McDonald himself couldn’t resist playing the dream role and he says he has tried to embody all the elements associated with the Bond bravado. He’s got to be cunning, dashing and a little bit dangerous but, when looking back at the actors who have played the character in the past, McDonald realizes one thing truly sticks out.
“What all these famous Bonds have is authenticity, so it’s been my goal to be as authentic in my portrayal as possible. So what you won’t see are any impressions or allusions to those other amazing Bonds, but an interpretation all my own.”
For the music, McDonald recognized that the films have dived into the operatic with lush, lavish scores that have echoes of Verdi, Puccini and the crash and thunder of Wagner. He’s turned to some of the well-known opera hits most audiences will know but added the twist of new lyrics to accentuate his spy story. Selections from Bizet’s Carmen, Rossini’s The Barber of Seville, Verdi’s Rigoletto and Mozart’s The Magic Flute are all laced throughout the production as smoothly as Bond slips into (and out of) a tuxedo.
“I think the conversion into opera adds another viable tendril to the Bond mythos, but more importantly, I think Bond helps the opera!” says McDonald. “There are few characters like Bond in the canon – and suffice it to say – there are no operas with car chases through the streets of Paris!”
McDonald feels a production of this nature should bring different people to an opera, those who may not have had interest in the medium until a certain 00-Agent decided to explore it. He explains that the show features all the advantages of opera –the beautiful music, the wild drama– but doesn’t have the drawbacks some might find to expanding their musical horizons (mainly long run times and plots that are hard to follow).
“The show, while depicting violence, is ultimately light hearted and a-political, so it’s family friendly (PG 13),” McDonald tells Ottawa Life. “It moves fast enough, with enough charming young performers that it can hold the attention of youth, while still delivering the sophistication that older audiences expect.”
The challenge of putting A Convenient Lie together was one of the things McDonald found most enjoyable.

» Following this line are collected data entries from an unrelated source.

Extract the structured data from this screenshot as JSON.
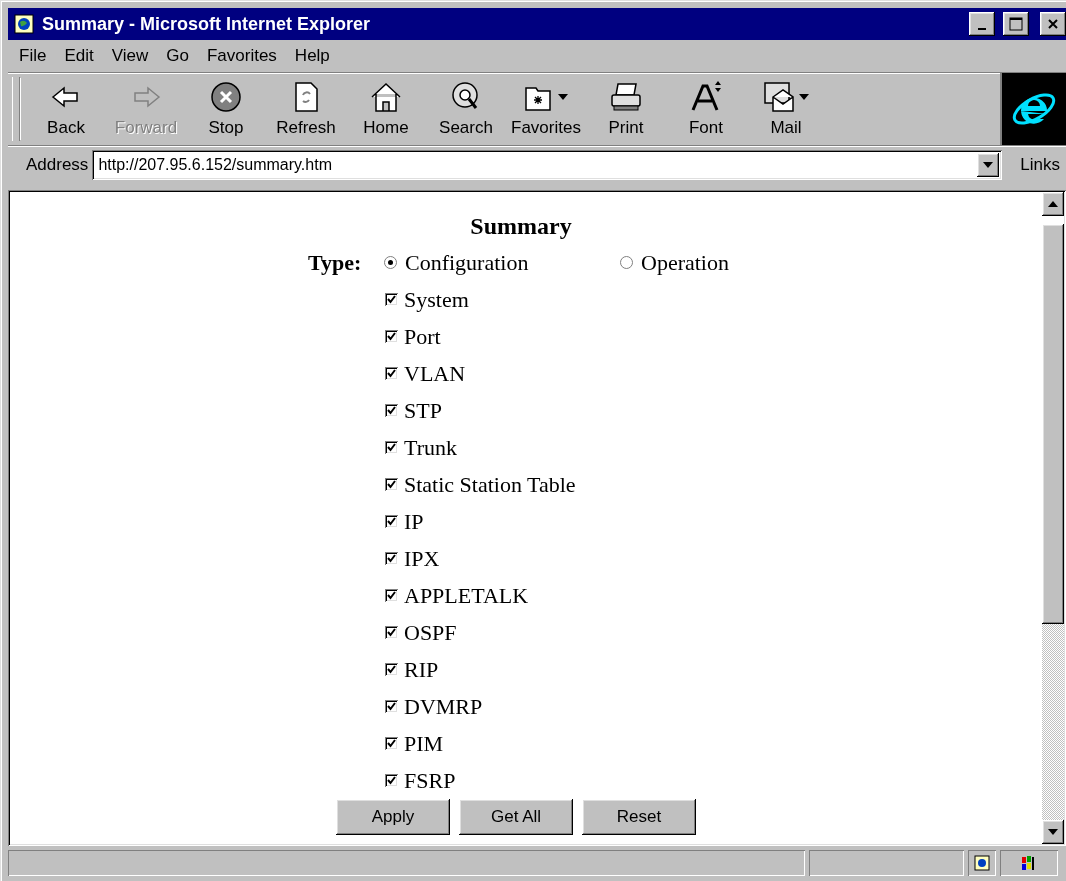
{
  "window": {
    "title": "Summary - Microsoft Internet Explorer"
  },
  "menu": [
    "File",
    "Edit",
    "View",
    "Go",
    "Favorites",
    "Help"
  ],
  "toolbar": [
    {
      "kind": "back",
      "label": "Back",
      "disabled": false,
      "dropdown": false
    },
    {
      "kind": "forward",
      "label": "Forward",
      "disabled": true,
      "dropdown": false
    },
    {
      "kind": "stop",
      "label": "Stop",
      "disabled": false,
      "dropdown": false
    },
    {
      "kind": "refresh",
      "label": "Refresh",
      "disabled": false,
      "dropdown": false
    },
    {
      "kind": "home",
      "label": "Home",
      "disabled": false,
      "dropdown": false
    },
    {
      "kind": "search",
      "label": "Search",
      "disabled": false,
      "dropdown": false
    },
    {
      "kind": "favorites",
      "label": "Favorites",
      "disabled": false,
      "dropdown": true
    },
    {
      "kind": "print",
      "label": "Print",
      "disabled": false,
      "dropdown": false
    },
    {
      "kind": "font",
      "label": "Font",
      "disabled": false,
      "dropdown": false
    },
    {
      "kind": "mail",
      "label": "Mail",
      "disabled": false,
      "dropdown": true
    }
  ],
  "address_bar": {
    "label": "Address",
    "value": "http://207.95.6.152/summary.htm",
    "links": "Links"
  },
  "page": {
    "title": "Summary",
    "type_label": "Type:",
    "type_options": [
      {
        "label": "Configuration",
        "selected": true
      },
      {
        "label": "Operation",
        "selected": false
      }
    ],
    "sections": [
      {
        "label": "System",
        "checked": true
      },
      {
        "label": "Port",
        "checked": true
      },
      {
        "label": "VLAN",
        "checked": true
      },
      {
        "label": "STP",
        "checked": true
      },
      {
        "label": "Trunk",
        "checked": true
      },
      {
        "label": "Static Station Table",
        "checked": true
      },
      {
        "label": "IP",
        "checked": true
      },
      {
        "label": "IPX",
        "checked": true
      },
      {
        "label": "APPLETALK",
        "checked": true
      },
      {
        "label": "OSPF",
        "checked": true
      },
      {
        "label": "RIP",
        "checked": true
      },
      {
        "label": "DVMRP",
        "checked": true
      },
      {
        "label": "PIM",
        "checked": true
      },
      {
        "label": "FSRP",
        "checked": true
      }
    ],
    "buttons": [
      "Apply",
      "Get All",
      "Reset"
    ]
  }
}
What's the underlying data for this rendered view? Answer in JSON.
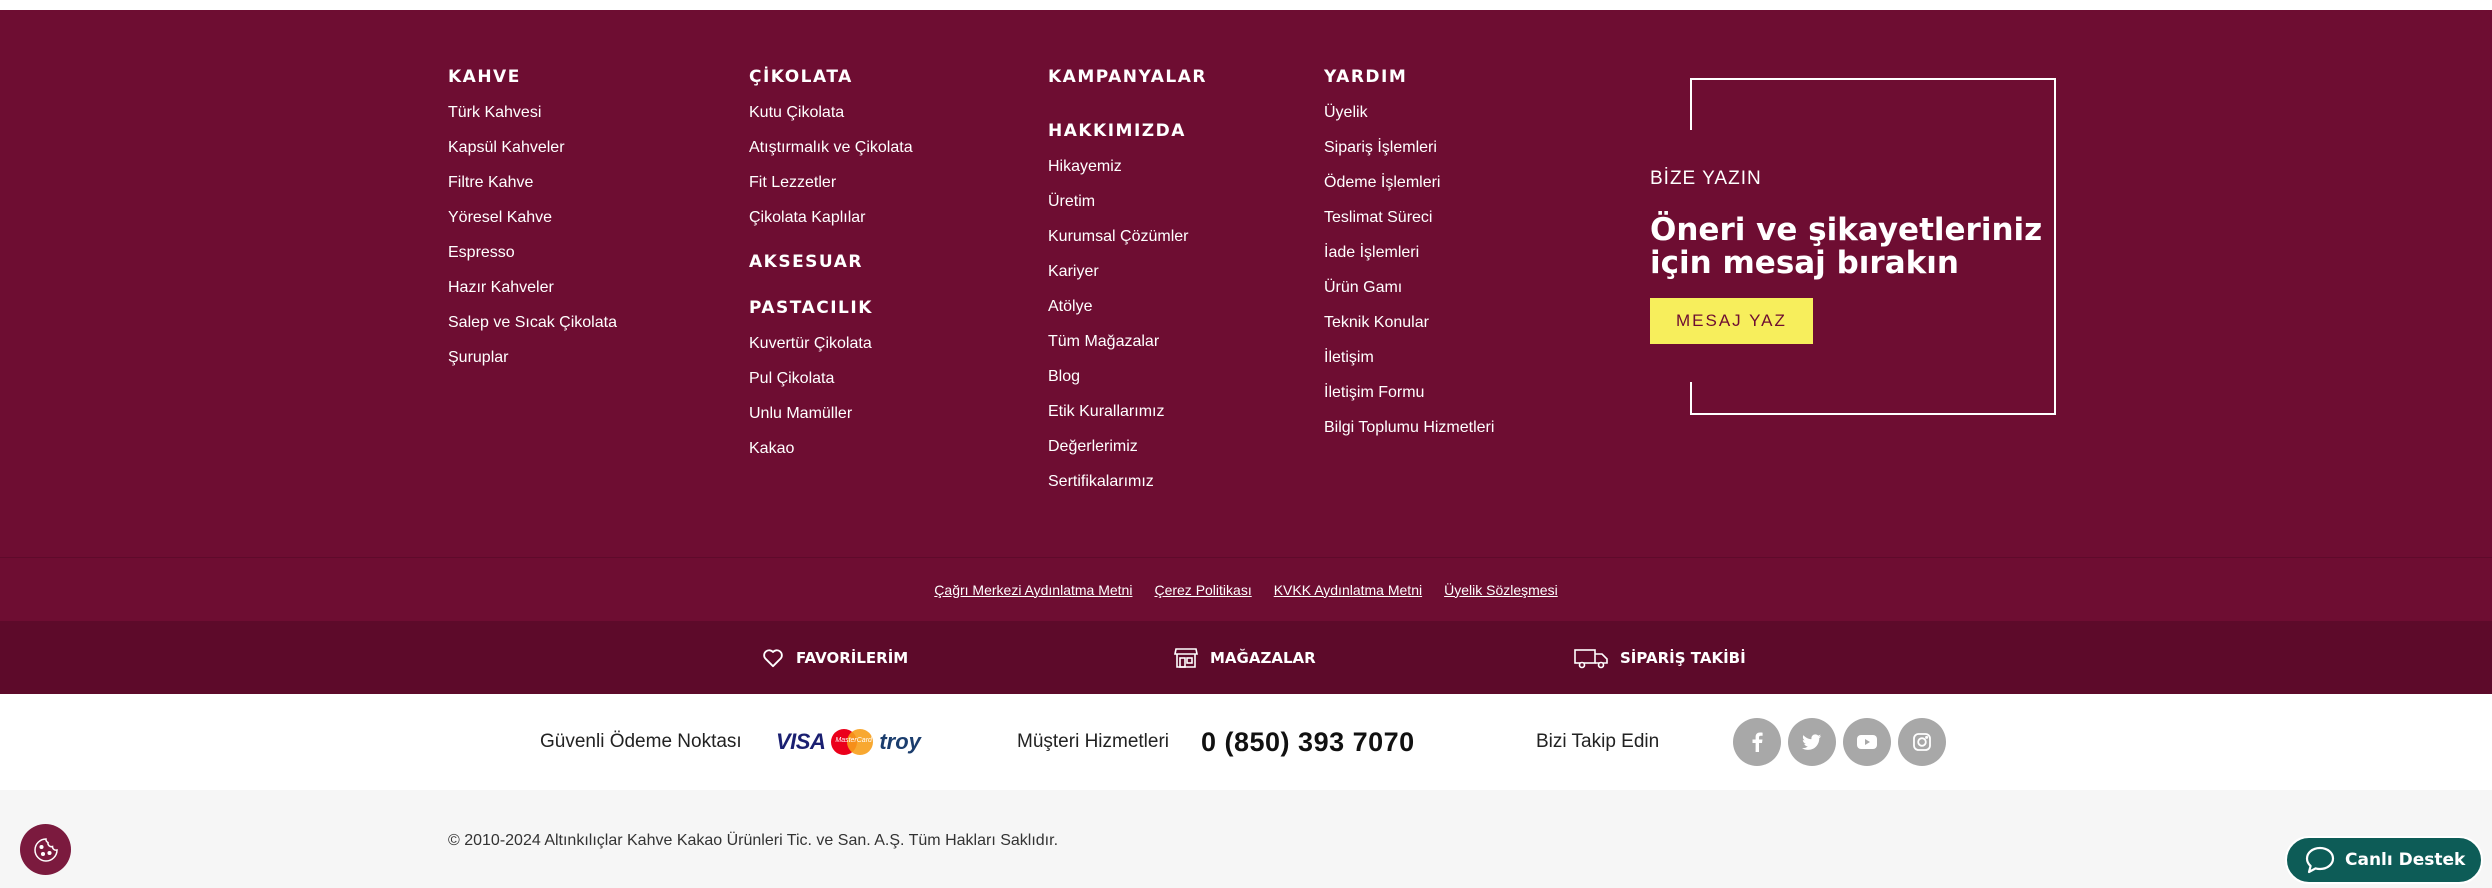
{
  "columns": {
    "kahve": {
      "title": "KAHVE",
      "items": [
        "Türk Kahvesi",
        "Kapsül Kahveler",
        "Filtre Kahve",
        "Yöresel Kahve",
        "Espresso",
        "Hazır Kahveler",
        "Salep ve Sıcak Çikolata",
        "Şuruplar"
      ]
    },
    "cikolata": {
      "title": "ÇİKOLATA",
      "items": [
        "Kutu Çikolata",
        "Atıştırmalık ve Çikolata",
        "Fit Lezzetler",
        "Çikolata Kaplılar"
      ],
      "aksesuar_title": "AKSESUAR",
      "pastacilik_title": "PASTACILIK",
      "pastacilik_items": [
        "Kuvertür Çikolata",
        "Pul Çikolata",
        "Unlu Mamüller",
        "Kakao"
      ]
    },
    "kampanyalar": {
      "title": "KAMPANYALAR",
      "hakkimizda_title": "HAKKIMIZDA",
      "hakkimizda_items": [
        "Hikayemiz",
        "Üretim",
        "Kurumsal Çözümler",
        "Kariyer",
        "Atölye",
        "Tüm Mağazalar",
        "Blog",
        "Etik Kurallarımız",
        "Değerlerimiz",
        "Sertifikalarımız"
      ]
    },
    "yardim": {
      "title": "YARDIM",
      "items": [
        "Üyelik",
        "Sipariş İşlemleri",
        "Ödeme İşlemleri",
        "Teslimat Süreci",
        "İade İşlemleri",
        "Ürün Gamı",
        "Teknik Konular",
        "İletişim",
        "İletişim Formu",
        "Bilgi Toplumu Hizmetleri"
      ]
    }
  },
  "contact": {
    "label": "BİZE YAZIN",
    "heading": "Öneri ve şikayetleriniz için mesaj bırakın",
    "button": "MESAJ YAZ"
  },
  "legal_links": [
    "Çağrı Merkezi Aydınlatma Metni",
    "Çerez Politikası",
    "KVKK Aydınlatma Metni",
    "Üyelik Sözleşmesi"
  ],
  "icon_bar": {
    "favorites": "FAVORİLERİM",
    "stores": "MAĞAZALAR",
    "order_tracking": "SİPARİŞ TAKİBİ"
  },
  "info_bar": {
    "payment_label": "Güvenli Ödeme Noktası",
    "payment_logos": {
      "visa": "VISA",
      "mastercard": "MasterCard",
      "troy": "troy"
    },
    "service_label": "Müşteri Hizmetleri",
    "phone": "0 (850) 393 7070",
    "follow_label": "Bizi Takip Edin",
    "socials": [
      "facebook-icon",
      "twitter-icon",
      "youtube-icon",
      "instagram-icon"
    ]
  },
  "copyright": "© 2010-2024 Altınkılıçlar Kahve Kakao Ürünleri Tic. ve San. A.Ş. Tüm Hakları Saklıdır.",
  "live_support": "Canlı Destek",
  "colors": {
    "brand": "#6e0d32",
    "brand_dark": "#5d0a2a",
    "cta_yellow": "#f7ee5c",
    "support_teal": "#0d5c57",
    "social_grey": "#a8a8a8"
  }
}
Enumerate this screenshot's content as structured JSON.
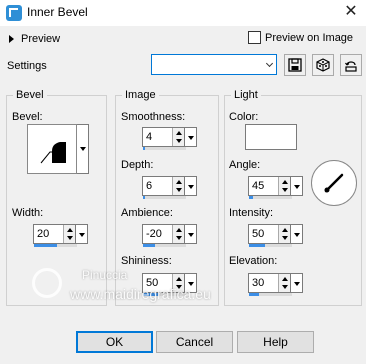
{
  "window": {
    "title": "Inner Bevel",
    "close_glyph": "✕"
  },
  "top": {
    "preview_label": "Preview",
    "preview_on_image_label": "Preview on Image",
    "preview_on_image_checked": false
  },
  "settings": {
    "label": "Settings",
    "preset_value": ""
  },
  "bevel": {
    "title": "Bevel",
    "bevel_label": "Bevel:",
    "width_label": "Width:",
    "width_value": "20",
    "width_fraction": 0.75
  },
  "image": {
    "title": "Image",
    "smoothness_label": "Smoothness:",
    "smoothness_value": "4",
    "smoothness_fraction": 0.05,
    "depth_label": "Depth:",
    "depth_value": "6",
    "depth_fraction": 0.05,
    "ambience_label": "Ambience:",
    "ambience_value": "-20",
    "ambience_fraction": 0.4,
    "shininess_label": "Shininess:",
    "shininess_value": "50",
    "shininess_fraction": 0.5
  },
  "light": {
    "title": "Light",
    "color_label": "Color:",
    "color_value": "#ffffff",
    "angle_label": "Angle:",
    "angle_value": "45",
    "angle_fraction": 0.12,
    "intensity_label": "Intensity:",
    "intensity_value": "50",
    "intensity_fraction": 0.5,
    "elevation_label": "Elevation:",
    "elevation_value": "30",
    "elevation_fraction": 0.33
  },
  "buttons": {
    "ok": "OK",
    "cancel": "Cancel",
    "help": "Help"
  },
  "watermark": {
    "name": "Pinuccia",
    "site": "www.maidiregrafica.eu"
  },
  "colors": {
    "accent": "#0078d7",
    "bar": "#3c8ee6",
    "app_icon": "#2f8fd6"
  }
}
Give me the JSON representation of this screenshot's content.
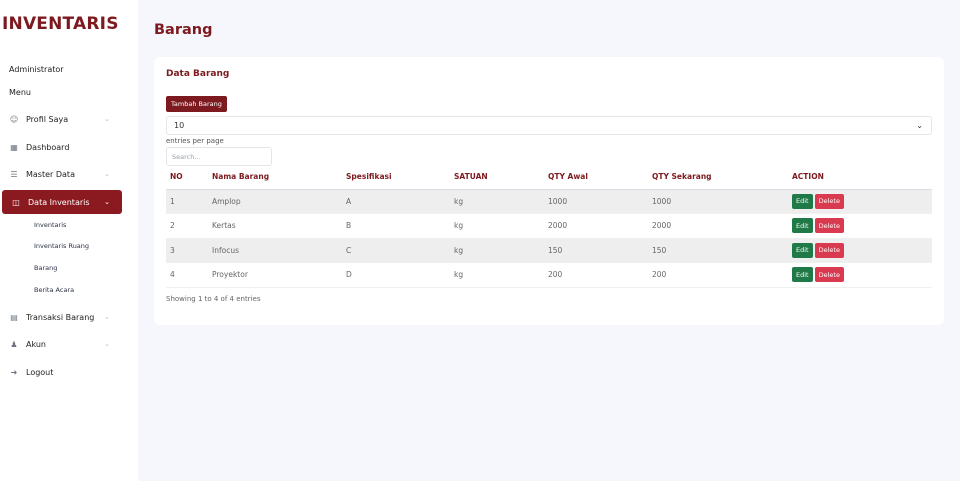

The production doesn’t showcase giant sets like most operas but, instead, a collection of props pulled from a gym bag. The limitations had him having to think outside the box in the very way Q might.
“How do I show Bond and a baddy fighting on train tracks? How do I show a running gun fight in a grave yard? How do I portray a car chase through the streets of Paris? And how do I torture Bond in a greenhouse chamber? A lot of big questions that have had elegant and pleasing solutions! I don’t want to give too much away, but, the cast combined with the audience’s imagination fills in all the details.”
These, and other secrets, will be revealed when Bond goes to the opera between April 12 – 14 at Centrepointe Theatre. Fancy evening wear is encouraged. Martinis optional.